Late one night, a developer from a small three-person startup in Mexico opened their cloud dashboard, and what they saw seemed unreal. The company usually spends about $180 a month running AI tools. Over the span of two days, that number had jumped to more than $82,000.
“I am in a state of shock and panic right now,” the developer wrote in a Reddit post describing the situation.
According to the developer, a Google Cloud API key connected to their project had somehow been compromised between February 11 and February 12. During that short window, attackers they claimed used the key to run large volumes of requests on Google’s Gemini 3 Pro Image and Gemini 3 Pro Text models.
The spike was staggering. What normally costs the startup about $180 a month suddenly turned into a bill of $82,314.44 in just 48 hours.
The developers say they immediately took action once they noticed the activity. The exposed key was deleted, credentials were rotated, Gemini APIs were disabled, and two-factor authentication was enabled across their accounts. They also opened a support request with Google, hoping the charges could be reversed.
According to them, a Google representative pointed to the cloud platform’s shared responsibility model, which places the burden of credential security on the user. In other words, the platform protects its infrastructure, while developers are expected to secure their own access keys.
For a small startup already operating on thin margins, that explanation felt terrifying.
“If Google attempts to enforce even a third of this amount, our company goes bankrupt,” the developer wrote.
The incident quickly caught the attention of security researchers. Investigators from Truffle Security scanned millions of websites and found 2,863 live Google API keys publicly exposed online.
Those keys were originally used as project identifiers for services such as Maps or Firebase.
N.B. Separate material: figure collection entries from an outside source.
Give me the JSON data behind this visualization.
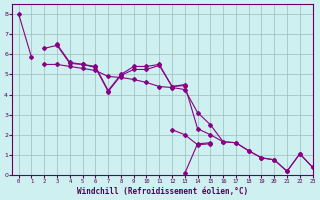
{
  "xlabel": "Windchill (Refroidissement éolien,°C)",
  "bg_color": "#cef0f0",
  "grid_color": "#99cccc",
  "line_color": "#880088",
  "xlim": [
    -0.5,
    23
  ],
  "ylim": [
    0,
    8.5
  ],
  "xticks": [
    0,
    1,
    2,
    3,
    4,
    5,
    6,
    7,
    8,
    9,
    10,
    11,
    12,
    13,
    14,
    15,
    16,
    17,
    18,
    19,
    20,
    21,
    22,
    23
  ],
  "yticks": [
    0,
    1,
    2,
    3,
    4,
    5,
    6,
    7,
    8
  ],
  "lines": [
    [
      8.0,
      5.85,
      null,
      null,
      null,
      null,
      null,
      null,
      null,
      null,
      null,
      null,
      null,
      null,
      null,
      null,
      null,
      null,
      null,
      null,
      null,
      null,
      null,
      null
    ],
    [
      null,
      null,
      5.5,
      5.5,
      5.4,
      5.3,
      5.2,
      4.9,
      4.85,
      4.75,
      4.6,
      4.4,
      4.35,
      4.25,
      3.1,
      2.5,
      1.65,
      1.6,
      1.2,
      0.85,
      0.75,
      0.18,
      1.05,
      0.38
    ],
    [
      null,
      null,
      6.3,
      6.45,
      5.55,
      5.5,
      5.35,
      4.15,
      4.95,
      5.25,
      5.25,
      5.45,
      4.4,
      4.45,
      2.3,
      2.0,
      1.65,
      1.6,
      1.2,
      0.85,
      0.75,
      0.18,
      1.05,
      0.38
    ],
    [
      null,
      null,
      null,
      6.5,
      5.6,
      5.5,
      5.4,
      4.2,
      5.0,
      5.4,
      5.4,
      5.5,
      4.4,
      4.5,
      null,
      null,
      null,
      null,
      null,
      null,
      null,
      null,
      null,
      null
    ],
    [
      null,
      null,
      null,
      null,
      null,
      null,
      null,
      null,
      null,
      null,
      null,
      null,
      null,
      0.08,
      1.55,
      1.6,
      null,
      null,
      null,
      null,
      null,
      null,
      null,
      null
    ],
    [
      null,
      null,
      null,
      null,
      null,
      null,
      null,
      null,
      null,
      null,
      null,
      null,
      2.25,
      2.0,
      1.5,
      1.55,
      null,
      null,
      null,
      null,
      null,
      null,
      null,
      null
    ]
  ]
}
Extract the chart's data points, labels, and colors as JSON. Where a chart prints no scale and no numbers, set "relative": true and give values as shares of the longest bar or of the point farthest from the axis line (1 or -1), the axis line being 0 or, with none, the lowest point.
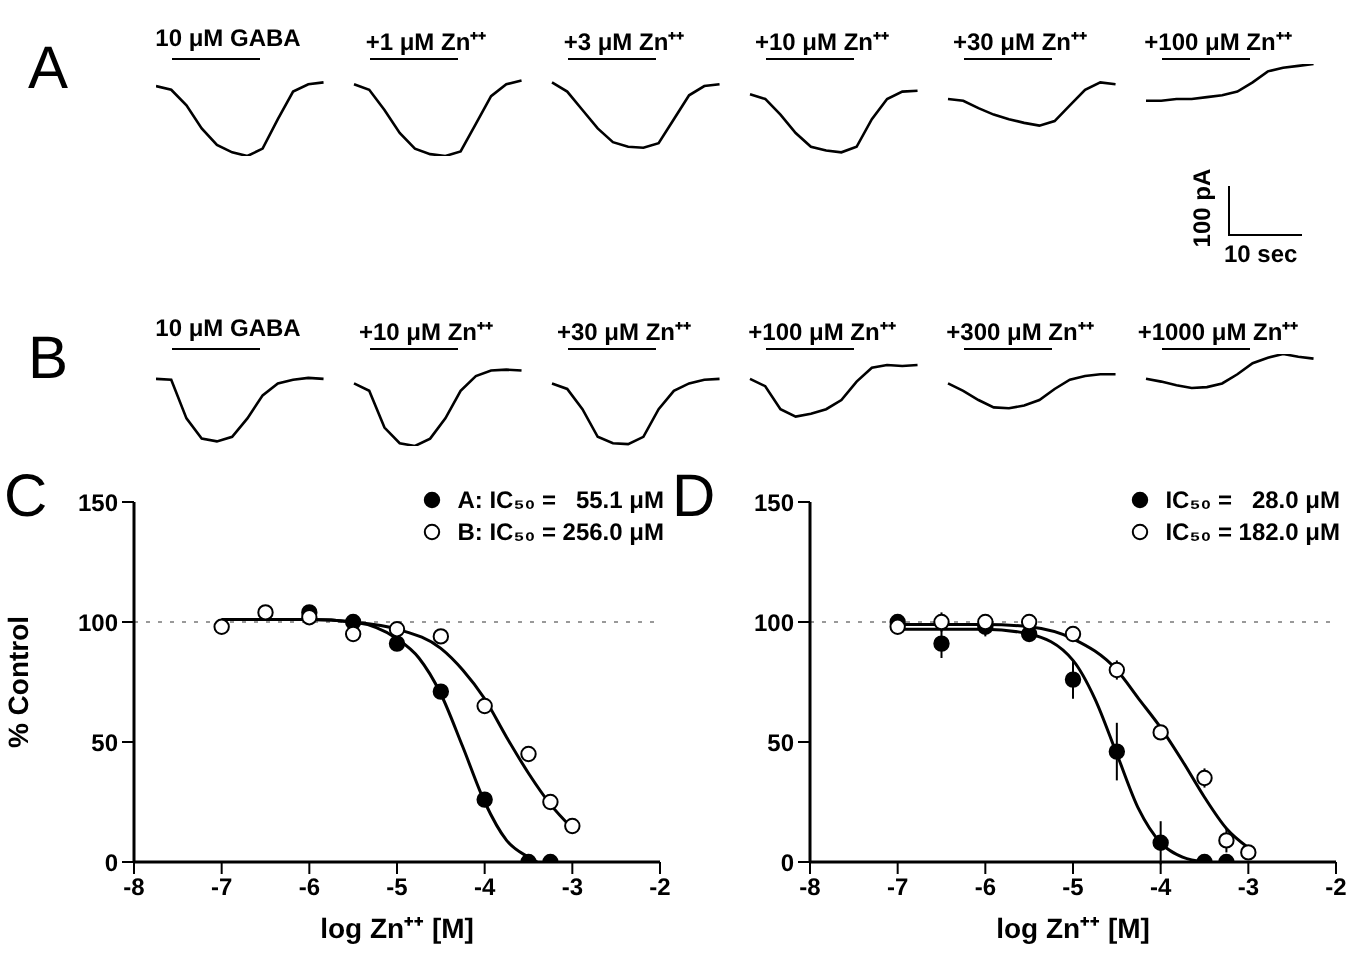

With the expansion of AI services like Gemini, many of those same keys now grant access to generative AI APIs capable of running expensive workloads.
“With a valid key, an attacker can access uploaded files, cached data, and charge LLM usage to your account,” Truffle researcher Joe Leon explained in a blog post. The situation highlights an awkward collision between older developer practices and the newer AI ecosystem. Years ago, Google documentation often instructed developers to embed certain API keys directly in websites because they were meant to identify projects, not authenticate sensitive services.
But once AI features were layered on top of the same infrastructure, those old identifiers quietly gained far more powerful permissions. “You created a Maps key three years ago and embedded it in your website’s code exactly as Google instructed,” Leon wrote. “Last month someone enabled the Gemini API. That same key is now a credential.”
Stories like this underline a growing challenge for companies experimenting with AI tools. Generative AI services are powerful but expensive, and a single leaked credential can trigger massive usage in minutes. Some developers argue that cloud platforms should introduce stronger safeguards, such as automatic spending caps or alerts that pause services during abnormal spikes.
“A jump from $180/month to $82k in 48 hours is not normal variability,” the developer wrote. “It is obvious abuse.” Google says it has started implementing systems to detect and block leaked API keys attempting to access Gemini. Researchers say the larger issue will likely keep appearing as AI features get bolted onto older cloud infrastructure.